The Recoleta Cemetery is the final resting place of most Argentine Presidents and eminent personalities like Eva Peron, poet, Carlos Guido y Spano, the first Latin American Nobel Peace Prize Winner, Carlos Saavedra Lamas and writer, Victoria Ocampo. Entrance to the cemetery is free and guided tours are conducted in English on Tuesdays and Thursdays. Visitors can purchase maps and take a self-guided tour around the graves and mausoleums of eminent Argentines.

Why You Should Visit:
To experience an interesting mix of mausoleums (some well cared for, others not so much), trees, statues, stray cats and walkways.
Well worth the time, if only to see the somewhat strange above-ground tombs with clearly visible very old coffins.

If you're lucky, a local tour guide will offer an hour-long English-speaking tour for 'free' (tips only).
There is no fee to enter the cemetery itself. The toilets are near the gate, just to the left after entering.

Opening Hours:
Daily: 7am-5:30pm
Village Recoleta

7) Village Recoleta

The Recoleta Village is a popular theater and shopping complex in Buneos Aires. It is located near the embassies, the Barrio Norte, a wealthy neighborhood with upscale shops and restaurants.

The Recoleta Village is located opposite the walls of the Recoleta Cemetery. The theaters screen Hollywood blockbusters and films from Brazil, France and Spain. It has a quaint front plaza, a fountain and plenty of benches for tired shoppers to rest their feet. The ground floor houses restaurants with plenty of outdoor seating where customers can enjoy a snack or meal while watching the world go by.

The lobby of the building has a magnificent staircase that leads to the theaters. The lobby has a Cupside book store which is a branch of a popular book store chain in Buenos Aires. There are also pizzerias, cafes and bar type restaurants with indoor seating across the Cupside store. Movie tickets are sold upstairs and there are music shops and fast food restaurants include McDonalds on the upper floor. The theater sections offers a variety of viewing opportunities with 16 screens showing diverse movies in the upper three floors of the building. Popcorn, candy and other snacks enjoyed by movie goers are available on both floors. Village Recoleta is a popular Buenos Aires destination for movie goers and discriminating shoppers.
The Isaac Fernández Museum of Spanish American Art

8) The Isaac Fernández Museum of Spanish American Art

The collection of Ibero American art displayed in the Isaac Fernandez Blanco Museum is regarded as the most valuable in South America and the World. It first had the collection of Isaac Fernandez Blanco and was later enriched by donations by wealthy Argentines and collections of Ibero American art.

The Issaac Fernandez Blanco Museum of Spanish American Art is housed in a neo classical style mansion surrounded by a garden inspired by the parks in Spain.
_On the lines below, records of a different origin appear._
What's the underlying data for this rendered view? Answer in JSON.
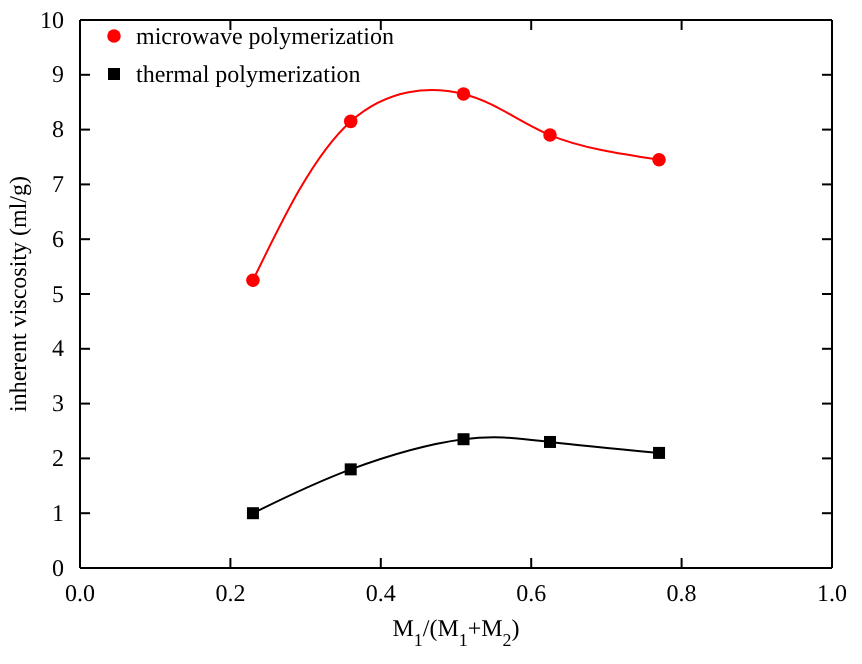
{
  "chart_data": {
    "type": "line",
    "xlabel": "M$_{1}$/(M$_{1}$+M$_{2}$)",
    "ylabel": "inherent viscosity  (ml/g)",
    "x": [
      0.23,
      0.36,
      0.51,
      0.625,
      0.77
    ],
    "series": [
      {
        "name": "microwave polymerization",
        "color": "#ff0000",
        "marker": "circle",
        "values": [
          5.25,
          8.15,
          8.65,
          7.9,
          7.45
        ]
      },
      {
        "name": "thermal polymerization",
        "color": "#000000",
        "marker": "square",
        "values": [
          1.0,
          1.8,
          2.35,
          2.3,
          2.1
        ]
      }
    ],
    "xlim": [
      0,
      1
    ],
    "xticks": [
      {
        "value": 0,
        "label": "0.0"
      },
      {
        "value": 0.2,
        "label": "0.2"
      },
      {
        "value": 0.4,
        "label": "0.4"
      },
      {
        "value": 0.6,
        "label": "0.6"
      },
      {
        "value": 0.8,
        "label": "0.8"
      },
      {
        "value": 1,
        "label": "1.0"
      }
    ],
    "ylim": [
      0,
      10
    ],
    "yticks": [
      0,
      1,
      2,
      3,
      4,
      5,
      6,
      7,
      8,
      9,
      10
    ],
    "legend": "top left",
    "line_style": "solid",
    "grid": false
  }
}
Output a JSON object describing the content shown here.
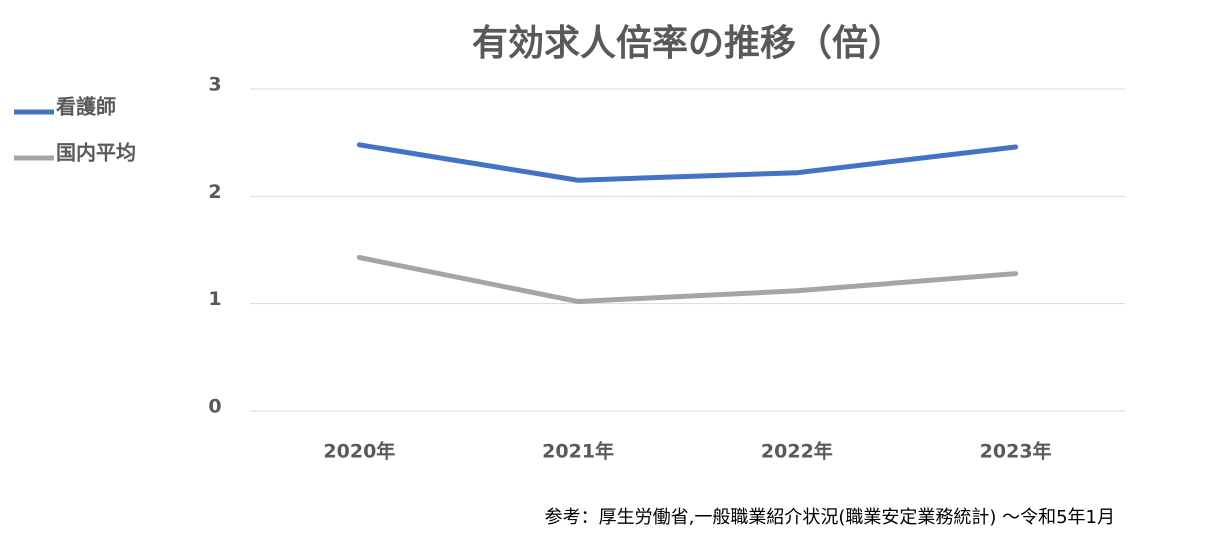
{
  "chart_data": {
    "type": "line",
    "title": "有効求人倍率の推移（倍）",
    "categories": [
      "2020年",
      "2021年",
      "2022年",
      "2023年"
    ],
    "series": [
      {
        "name": "看護師",
        "color": "#4472c4",
        "values": [
          2.48,
          2.15,
          2.22,
          2.46
        ]
      },
      {
        "name": "国内平均",
        "color": "#a5a5a5",
        "values": [
          1.43,
          1.02,
          1.12,
          1.28
        ]
      }
    ],
    "ylim": [
      0,
      3
    ],
    "yticks": [
      0,
      1,
      2,
      3
    ],
    "grid": true,
    "legend": "left",
    "note": "参考：厚生労働省,一般職業紹介状況(職業安定業務統計) ～令和5年1月"
  }
}
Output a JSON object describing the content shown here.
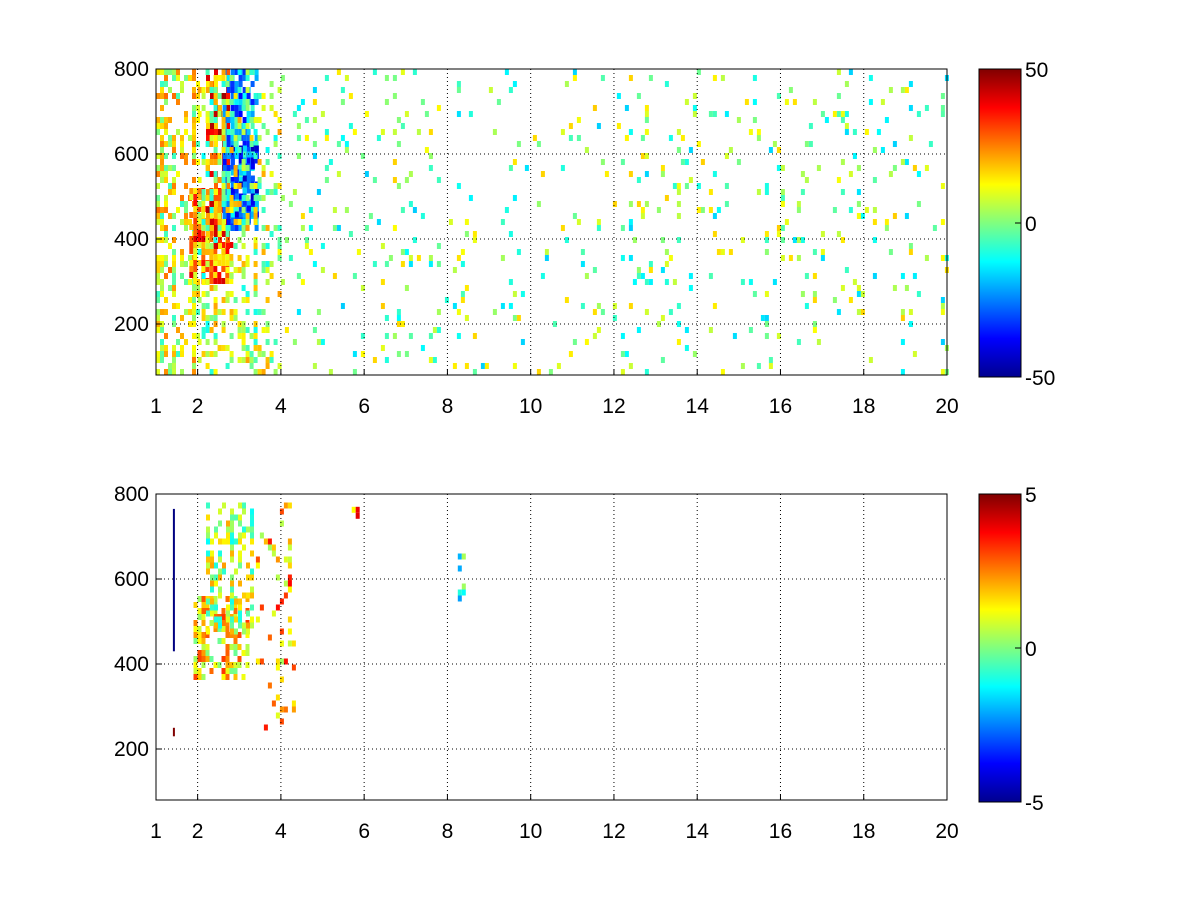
{
  "chart_data": [
    {
      "type": "heatmap",
      "title": "",
      "xlabel": "",
      "ylabel": "",
      "xlim": [
        1,
        20
      ],
      "ylim": [
        80,
        800
      ],
      "xticks": [
        1,
        2,
        4,
        6,
        8,
        10,
        12,
        14,
        16,
        18,
        20
      ],
      "yticks": [
        200,
        400,
        600,
        800
      ],
      "grid": true,
      "grid_style": "dotted",
      "colormap": "jet",
      "clim": [
        -50,
        50
      ],
      "colorbar_ticks": [
        -50,
        0,
        50
      ],
      "colorbar_placement": "right",
      "regions": [
        {
          "x": [
            1.0,
            2.0
          ],
          "y": [
            80,
            800
          ],
          "value": 10,
          "density": 0.45
        },
        {
          "x": [
            1.8,
            2.8
          ],
          "y": [
            300,
            520
          ],
          "value": 25,
          "density": 0.75
        },
        {
          "x": [
            2.2,
            2.7
          ],
          "y": [
            380,
            800
          ],
          "value": 30,
          "density": 0.7
        },
        {
          "x": [
            2.6,
            3.4
          ],
          "y": [
            430,
            800
          ],
          "value": -20,
          "density": 0.7
        },
        {
          "x": [
            2.8,
            3.4
          ],
          "y": [
            450,
            620
          ],
          "value": -30,
          "density": 0.6
        },
        {
          "x": [
            2.0,
            4.0
          ],
          "y": [
            80,
            800
          ],
          "value": 5,
          "density": 0.3
        },
        {
          "x": [
            4.0,
            20.0
          ],
          "y": [
            80,
            800
          ],
          "value": 0,
          "density": 0.06
        }
      ]
    },
    {
      "type": "heatmap",
      "title": "",
      "xlabel": "",
      "ylabel": "",
      "xlim": [
        1,
        20
      ],
      "ylim": [
        80,
        800
      ],
      "xticks": [
        1,
        2,
        4,
        6,
        8,
        10,
        12,
        14,
        16,
        18,
        20
      ],
      "yticks": [
        200,
        400,
        600,
        800
      ],
      "grid": true,
      "grid_style": "dotted",
      "colormap": "jet",
      "clim": [
        -5,
        5
      ],
      "colorbar_ticks": [
        -5,
        0,
        5
      ],
      "colorbar_placement": "right",
      "regions": [
        {
          "x": [
            1.9,
            3.2
          ],
          "y": [
            370,
            560
          ],
          "value": 1.5,
          "density": 0.55
        },
        {
          "x": [
            2.2,
            3.3
          ],
          "y": [
            480,
            780
          ],
          "value": 0.5,
          "density": 0.45
        },
        {
          "x": [
            3.4,
            4.3
          ],
          "y": [
            250,
            780
          ],
          "value": 2,
          "density": 0.12
        },
        {
          "x": [
            8.25,
            8.4
          ],
          "y": [
            560,
            660
          ],
          "value": -1,
          "density": 0.5
        },
        {
          "x": [
            5.7,
            5.85
          ],
          "y": [
            750,
            770
          ],
          "value": 3,
          "density": 0.8
        }
      ],
      "lines": [
        {
          "x": 1.43,
          "y": [
            430,
            765
          ],
          "value": -5
        },
        {
          "x": 1.43,
          "y": [
            230,
            250
          ],
          "value": 5
        }
      ]
    }
  ]
}
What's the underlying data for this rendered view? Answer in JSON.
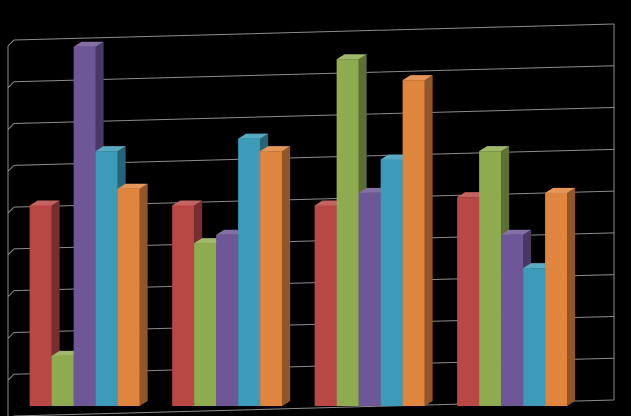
{
  "chart_data": {
    "type": "bar",
    "title": "",
    "xlabel": "",
    "ylabel": "",
    "ylim": [
      0,
      9
    ],
    "grid": true,
    "legend": "none",
    "three_d": true,
    "categories": [
      "",
      "",
      "",
      ""
    ],
    "series": [
      {
        "color": "#b84746",
        "values": [
          4.8,
          4.8,
          4.8,
          5.0
        ]
      },
      {
        "color": "#8fab4f",
        "values": [
          1.2,
          3.9,
          8.3,
          6.1
        ]
      },
      {
        "color": "#6e5796",
        "values": [
          8.6,
          4.1,
          5.1,
          4.1
        ]
      },
      {
        "color": "#3b9bb8",
        "values": [
          6.1,
          6.4,
          5.9,
          3.3
        ]
      },
      {
        "color": "#e0853d",
        "values": [
          5.2,
          6.1,
          7.8,
          5.1
        ]
      }
    ]
  },
  "style": {
    "background": "#000000",
    "wall": "#000000",
    "gridline": "#8c8c8c"
  }
}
It was the home of the renowned French Argentine architect, Martin Noel who designed and constructed the building between 1914 and 1922. Isaac Fernandez Blanco was an engineer and collector of Ibero American Art. He was an expert violinist and started collecting stringed instruments at first and later was inspired to collect and preserve Ibero American artwork. The collections were first displayed in his house which he sold in 1922 to the City of Buenos Aires. Noel sold his house to the city in 1936 and the Ibero American Museum shifted to its present venue in 1947.

Notable works displayed at the museum are Peruvian silverware and handicrafts, Brazilian furniture, works from the Cuzco School of art that flourished in the colonial period, Jesuit statuary and Quito icons, hand fans and tortoise shell combs worn by ladies during the colonial era. There are also reproductions of rooms from houses in colonial Argentina.